Contrattazione e rappresentanza tra ideologia e discontinuità

Contrattazione e rappresentanza tra ideologia e discontinuità

di Giacinto Menis – Segretario Generale UIL Friuli Venezia Giulia

 

In uno scenario internazionale sempre più globalizzato,le conseguenze sulle economie nazionali sono tali da coinvolgere direttamente il mondo del lavoro. E di ciò, tuttavia, non c’è piena consapevolezza, tanto che approcci e rivendicazioni restano talvolta ancorate nei porti rassicuranti ma stagnanti delle vecchie ideologie. E’ concettualmente errato, prima ancora che praticamente inopportuno, immaginare l’esistenza di variabili indipendenti all’interno di un mondo i cui ingranaggi sono sempre più complessi e interdipendenti.

Alla base di un simile atteggiamento c’è l’idea, ormai superata, che il lavoro possa essere una derivata della politica piuttosto che dell’economia e, dunque, che si possano sostenere le ragioni di una tutela per scelta e non per utilità di sistema.

La riforma del sistema contrattuale è stata una vicenda emblematica di quanto sia ancora profonda la divaricazione tra le due opzioni che occupano la scena delle relazioni industriali.

Per la Uil, aver attribuito un adeguato peso specifico alla contrattazione di secondo livello è stata una scelta nata dalla consapevolezza che la chiave di volta per la ripresa non possa che essere costituita dalla competitività del sistema – di cui la produttività è componente essenziale – e che, conseguentemente, lavoro e salario possano crescere a partire dal luogo in cui la ricchezza si produce.

Questo approccio assume i temi della competitività e del merito come obiettivi da realizzare, segnatamente a tutela dei soggetti più deboli. E’ qui che risiedono senso e significato nuovi di un immutato ruolo sindacale.

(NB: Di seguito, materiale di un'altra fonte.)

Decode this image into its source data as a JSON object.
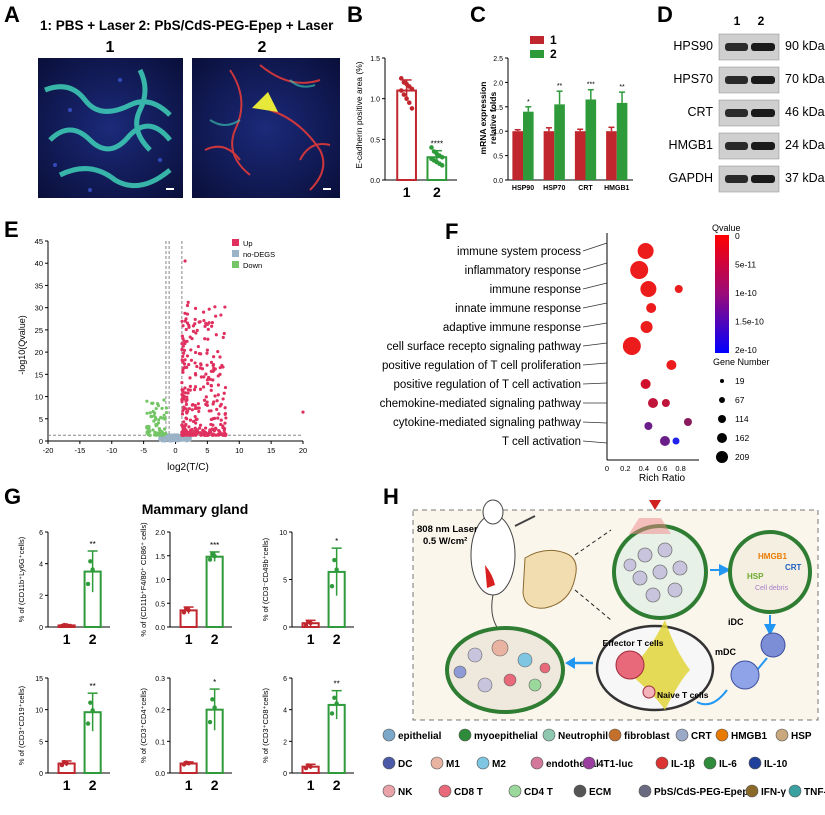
{
  "colors": {
    "red": "#c0262d",
    "green": "#2e9a3a",
    "up": "#e0305f",
    "nodeg": "#9bb3c7",
    "down": "#74c566",
    "blue": "#1a1aff"
  },
  "panels": {
    "A": {
      "letter": "A",
      "caption": "1: PBS + Laser 2: PbS/CdS-PEG-Epep + Laser",
      "labels": [
        "1",
        "2"
      ]
    },
    "B": {
      "letter": "B"
    },
    "C": {
      "letter": "C"
    },
    "D": {
      "letter": "D",
      "lanes": [
        "1",
        "2"
      ],
      "rows": [
        {
          "protein": "HPS90",
          "size": "90 kDa"
        },
        {
          "protein": "HPS70",
          "size": "70 kDa"
        },
        {
          "protein": "CRT",
          "size": "46 kDa"
        },
        {
          "protein": "HMGB1",
          "size": "24 kDa"
        },
        {
          "protein": "GAPDH",
          "size": "37 kDa"
        }
      ]
    },
    "E": {
      "letter": "E"
    },
    "F": {
      "letter": "F"
    },
    "G": {
      "letter": "G",
      "title": "Mammary gland"
    },
    "H": {
      "letter": "H",
      "laser_line1": "808 nm Laser",
      "laser_line2": "0.5 W/cm²",
      "tags": {
        "hmgb1": "HMGB1",
        "crt": "CRT",
        "hsp": "HSP",
        "debris": "Cell debris",
        "idc": "iDC",
        "mdc": "mDC",
        "effector": "Effector T cells",
        "naive": "Naive T cells"
      },
      "legend": [
        {
          "icon": "epithelial-icon",
          "label": "epithelial"
        },
        {
          "icon": "myoepithelial-icon",
          "label": "myoepithelial"
        },
        {
          "icon": "neutrophil-icon",
          "label": "Neutrophil"
        },
        {
          "icon": "fibroblast-icon",
          "label": "fibroblast"
        },
        {
          "icon": "crt-icon",
          "label": "CRT"
        },
        {
          "icon": "hmgb1-icon",
          "label": "HMGB1"
        },
        {
          "icon": "hsp-icon",
          "label": "HSP"
        },
        {
          "icon": "dc-icon",
          "label": "DC"
        },
        {
          "icon": "m1-icon",
          "label": "M1"
        },
        {
          "icon": "m2-icon",
          "label": "M2"
        },
        {
          "icon": "endothelial-icon",
          "label": "endothelial"
        },
        {
          "icon": "4t1-luc-icon",
          "label": "4T1-luc"
        },
        {
          "icon": "il1b-icon",
          "label": "IL-1β"
        },
        {
          "icon": "il6-icon",
          "label": "IL-6"
        },
        {
          "icon": "il10-icon",
          "label": "IL-10"
        },
        {
          "icon": "nk-icon",
          "label": "NK"
        },
        {
          "icon": "cd8t-icon",
          "label": "CD8 T"
        },
        {
          "icon": "cd4t-icon",
          "label": "CD4 T"
        },
        {
          "icon": "ecm-icon",
          "label": "ECM"
        },
        {
          "icon": "nanoparticle-icon",
          "label": "PbS/CdS-PEG-Epep"
        },
        {
          "icon": "ifng-icon",
          "label": "IFN-γ"
        },
        {
          "icon": "tnfa-icon",
          "label": "TNF-α"
        }
      ]
    }
  },
  "chart_data": [
    {
      "id": "B",
      "type": "bar",
      "categories": [
        "1",
        "2"
      ],
      "values": [
        1.1,
        0.28
      ],
      "errors": [
        0.13,
        0.08
      ],
      "ylabel": "E-cadherin positive area (%)",
      "ylim": [
        0,
        1.5
      ],
      "yticks": [
        "0.0",
        "0.5",
        "1.0",
        "1.5"
      ],
      "significance": [
        "",
        "****"
      ],
      "points": [
        [
          1.25,
          1.2,
          1.18,
          1.15,
          1.12,
          1.1,
          1.05,
          1.0,
          0.95,
          0.88
        ],
        [
          0.4,
          0.35,
          0.32,
          0.3,
          0.28,
          0.26,
          0.24,
          0.22,
          0.2,
          0.18
        ]
      ]
    },
    {
      "id": "C",
      "type": "bar",
      "categories": [
        "HSP90",
        "HSP70",
        "CRT",
        "HMGB1"
      ],
      "series": [
        {
          "name": "1",
          "values": [
            1.0,
            1.0,
            1.0,
            1.0
          ],
          "errors": [
            0.03,
            0.07,
            0.04,
            0.08
          ]
        },
        {
          "name": "2",
          "values": [
            1.4,
            1.55,
            1.65,
            1.58
          ],
          "errors": [
            0.1,
            0.27,
            0.2,
            0.22
          ]
        }
      ],
      "ylabel": "mRNA expression relative folds",
      "ylim": [
        0,
        2.5
      ],
      "yticks": [
        "0.0",
        "0.5",
        "1.0",
        "1.5",
        "2.0",
        "2.5"
      ],
      "significance": [
        "*",
        "**",
        "***",
        "**"
      ]
    },
    {
      "id": "E",
      "type": "scatter",
      "xlabel": "log2(T/C)",
      "ylabel": "-log10(Qvalue)",
      "xlim": [
        -20,
        20
      ],
      "ylim": [
        0,
        45
      ],
      "xticks": [
        -20,
        -15,
        -10,
        -5,
        0,
        5,
        10,
        15,
        20
      ],
      "yticks": [
        0,
        5,
        10,
        15,
        20,
        25,
        30,
        35,
        40,
        45
      ],
      "legend": [
        "Up",
        "no-DEGS",
        "Down"
      ]
    },
    {
      "id": "F",
      "type": "scatter",
      "xlabel": "Rich Ratio",
      "xticks": [
        "0",
        "0.2",
        "0.4",
        "0.6",
        "0.8"
      ],
      "xlim": [
        0,
        1.0
      ],
      "categories": [
        "immune system process",
        "inflammatory response",
        "immune response",
        "innate immune response",
        "adaptive immune response",
        "cell surface recepto signaling pathway",
        "positive regulation of T cell proliferation",
        "positive regulation of T cell activation",
        "chemokine-mediated signaling pathway",
        "cytokine-mediated signaling pathway",
        "T cell activation"
      ],
      "size_legend_title": "Gene Number",
      "size_legend": [
        "19",
        "67",
        "114",
        "162",
        "209"
      ],
      "color_legend_title": "Qvalue",
      "color_ticks": [
        "0",
        "5e-11",
        "1e-10",
        "1.5e-10",
        "2e-10"
      ]
    },
    {
      "id": "G",
      "type": "bar",
      "title": "Mammary gland",
      "subplots": [
        {
          "ylabel": "% of (CD11b⁺Ly6G⁺cells)",
          "ylim": [
            0,
            6
          ],
          "yticks": [
            "0",
            "2",
            "4",
            "6"
          ],
          "categories": [
            "1",
            "2"
          ],
          "values": [
            0.1,
            3.5
          ],
          "errors": [
            0.05,
            1.3
          ],
          "sig": "**"
        },
        {
          "ylabel": "% of (CD11b⁺F4/80⁺ CD86⁺ cells)",
          "ylim": [
            0,
            2.0
          ],
          "yticks": [
            "0.0",
            "0.5",
            "1.0",
            "1.5",
            "2.0"
          ],
          "categories": [
            "1",
            "2"
          ],
          "values": [
            0.35,
            1.48
          ],
          "errors": [
            0.07,
            0.1
          ],
          "sig": "***"
        },
        {
          "ylabel": "% of (CD3⁻CD49b⁺cells)",
          "ylim": [
            0,
            10
          ],
          "yticks": [
            "0",
            "5",
            "10"
          ],
          "categories": [
            "1",
            "2"
          ],
          "values": [
            0.4,
            5.8
          ],
          "errors": [
            0.3,
            2.5
          ],
          "sig": "*"
        },
        {
          "ylabel": "% of (CD3⁺CD19⁺cells)",
          "ylim": [
            0,
            15
          ],
          "yticks": [
            "0",
            "5",
            "10",
            "15"
          ],
          "categories": [
            "1",
            "2"
          ],
          "values": [
            1.5,
            9.6
          ],
          "errors": [
            0.4,
            3.0
          ],
          "sig": "**"
        },
        {
          "ylabel": "% of (CD3⁺CD4⁺cells)",
          "ylim": [
            0,
            0.3
          ],
          "yticks": [
            "0.0",
            "0.1",
            "0.2",
            "0.3"
          ],
          "categories": [
            "1",
            "2"
          ],
          "values": [
            0.03,
            0.2
          ],
          "errors": [
            0.005,
            0.065
          ],
          "sig": "*"
        },
        {
          "ylabel": "% of (CD3⁺CD8⁺cells)",
          "ylim": [
            0,
            6
          ],
          "yticks": [
            "0",
            "2",
            "4",
            "6"
          ],
          "categories": [
            "1",
            "2"
          ],
          "values": [
            0.4,
            4.3
          ],
          "errors": [
            0.15,
            0.9
          ],
          "sig": "**"
        }
      ]
    }
  ]
}
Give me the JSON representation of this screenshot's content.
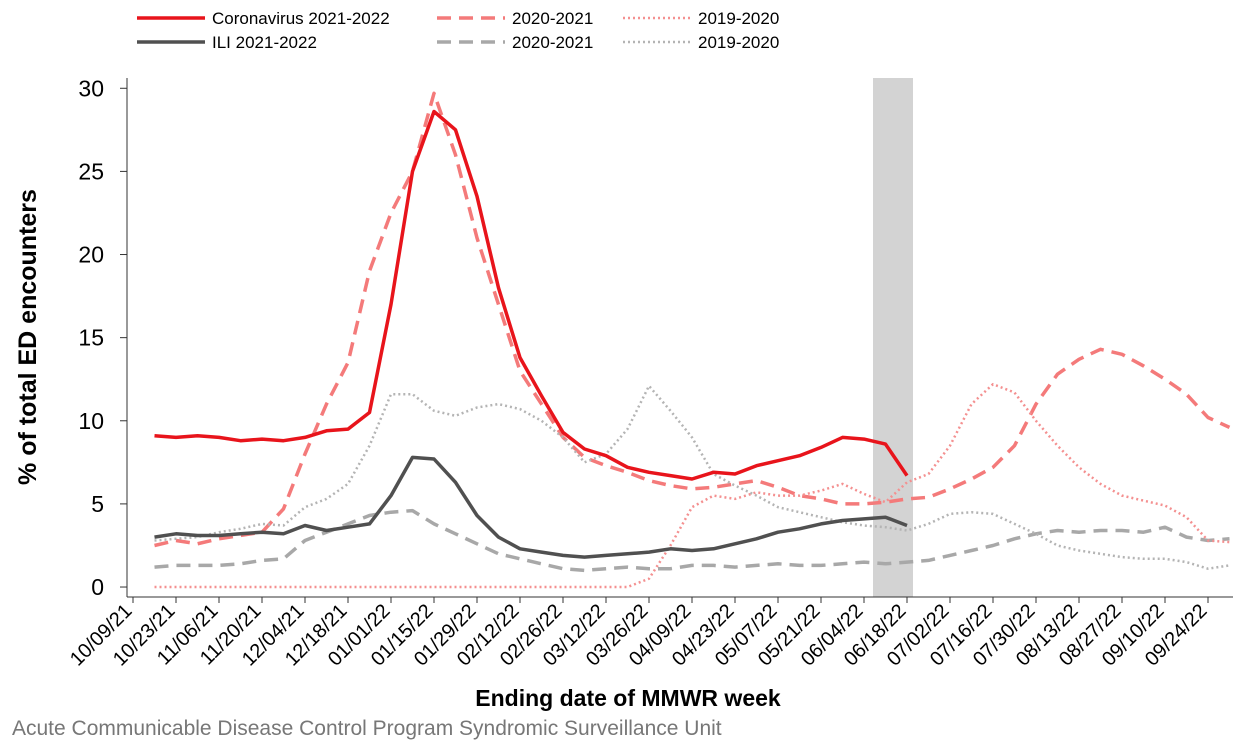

Senza una condivisione unitaria su questi temi, è illusorio pensare di scongiurare l’eventualità dei cosiddetti “accordi separati” che caratterizzano, in particolare, il settore metalmeccanico. Né ci si può illudere che la soluzione della questione “rappresentanza e rappresentatività” possa sciogliere gli intricati nodi in essere.

E’ riduttivo e ingannevole immaginare che le differenze tra Cgil, Cisl e Uil si potrebbero risolvere semplicemente condividendo il sistema delle regole. Convincersi di questo assunto vorrebbe dire confondere gli obiettivi con gli strumenti.

Peraltro, regole condivise già esistono, sia per la misurazione della rappresentatività, sia per l’esercizio della consultazione.

Infatti, l’accordo di giugno 2011 – firmato da tutte le maggiori Confederazioni sindacali – ha affrontato e risolto l’annosa questione della certificazione degli iscritti e ha definito un efficace sistema della misurazione della rappresentatività sindacale. E – almeno per quanto ci riguarda – quell’intesa è stata firmata non solo, e non tanto, per regolare i rapporti tra le parti sociali, quanto per meglio tutelare gli interessi dei lavoratori e del Paese, traguardando l’obiettivo di porre la persona-lavoratore al centro delle dinamiche aziendali e puntando, al contempo, alla concretizzazione di un principio di vecchia data ma di grande attualità, quello che tende a coniugare – nel sociale come nel lavoro – i meriti e i bisogni.

E’ perciò che, diversamente dalla Cgil, non avvertiamo affatto la necessità di una regolazione legislativa della materia: anzi, collocato in questa dimensione, il dibattito sulla rappresentanza rischia di essere fuorviante perché impedisce di fare, prioritariamente, i conti con la necessità della discontinuità circa il ruolo e i contenuti della contrattazione.

È’ questa la vera sfida per il sindacato confederale, politica e non regolatoria: quella di prendere atto della necessità di destrutturare il paradigma del conformismo e della continuità e di costruire, insieme, le basi di una forza sindacale autenticamente riformista.